Use rb-appscript to Launch Flash Player.app, Focus the app, and Open the SWF

This approach seems to work better than the exec and focus strategy because we are able to focus (activate) the player before sending it a failing SWF file. This at least gives us the error dialog in front of other applications. We get the added benefit in that if we manually dismiss the dialog, our process works normally.

Unfortunately, if we interrupt the parent process (CTRL+C) before dismissing the dialog, our parent process becomes locked and must be killed brutally with SIGKILL.

Solution

The only solution that I’ve been able to get consistently working, is to fork on the AppleScript features and use exec kill -9 [process] when we interrupt the application.

An example of this process can be seen in the lib and test packages of this project.

Example

You can install the latest version of this project as a gem with:


gem sources -a http://gems.github.com (you only have to do this once)
gem install lukebayes/clix_flash_player

You can use the library in your Ruby code like this:


require 'rubygems'
require 'clix_flash_player'

player = CLIXFlashPlayer.new
player.execute('bin/Flash Player.app', 'bin/MyProject.swf')

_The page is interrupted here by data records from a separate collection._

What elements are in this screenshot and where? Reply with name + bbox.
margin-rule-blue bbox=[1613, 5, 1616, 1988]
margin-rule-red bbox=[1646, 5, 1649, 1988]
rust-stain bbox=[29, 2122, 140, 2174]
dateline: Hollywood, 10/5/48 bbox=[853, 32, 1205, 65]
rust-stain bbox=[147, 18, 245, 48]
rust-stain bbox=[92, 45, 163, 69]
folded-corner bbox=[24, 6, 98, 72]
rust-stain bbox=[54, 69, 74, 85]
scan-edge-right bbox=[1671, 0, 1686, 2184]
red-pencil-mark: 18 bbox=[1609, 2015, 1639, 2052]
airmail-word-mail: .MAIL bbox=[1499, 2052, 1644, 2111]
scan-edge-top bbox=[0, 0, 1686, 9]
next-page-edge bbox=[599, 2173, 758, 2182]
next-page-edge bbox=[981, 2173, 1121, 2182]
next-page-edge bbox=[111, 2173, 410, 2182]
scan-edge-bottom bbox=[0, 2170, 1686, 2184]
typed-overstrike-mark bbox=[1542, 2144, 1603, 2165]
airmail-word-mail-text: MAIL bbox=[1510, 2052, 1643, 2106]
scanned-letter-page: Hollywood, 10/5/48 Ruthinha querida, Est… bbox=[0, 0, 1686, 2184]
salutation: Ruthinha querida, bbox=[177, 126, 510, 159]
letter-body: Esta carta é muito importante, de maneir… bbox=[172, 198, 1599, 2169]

# Do something else here...

player.join

MIT License

Copyright (c) 2009 Pattern Park

Permission is hereby granted, free of charge, to any person obtaining
a copy of this software and associated documentation files (the
"Software"), to deal in the Software without restriction, including
without limitation the rights to use, copy, modify, merge, publish,
distribute, sublicense, and/or sell copies of the Software, and to
permit persons to whom the Software is furnished to do so, subject to
the following conditions:

The above copyright notice and this permission notice shall be
included in all copies or substantial portions of the Software.

THE SOFTWARE IS PROVIDED "AS IS", WITHOUT WARRANTY OF ANY KIND,
EXPRESS OR IMPLIED, INCLUDING BUT NOT LIMITED TO THE WARRANTIES OF
MERCHANTABILITY, FITNESS FOR A PARTICULAR PURPOSE AND
NONINFRINGEMENT. IN NO EVENT SHALL THE AUTHORS OR COPYRIGHT HOLDERS BE
LIABLE FOR ANY CLAIM, DAMAGES OR OTHER LIABILITY, WHETHER IN AN ACTION
OF CONTRACT, TORT OR OTHERWISE, ARISING FROM, OUT OF OR IN CONNECTION
WITH THE SOFTWARE OR THE USE OR OTHER DEALINGS IN THE SOFTWARE.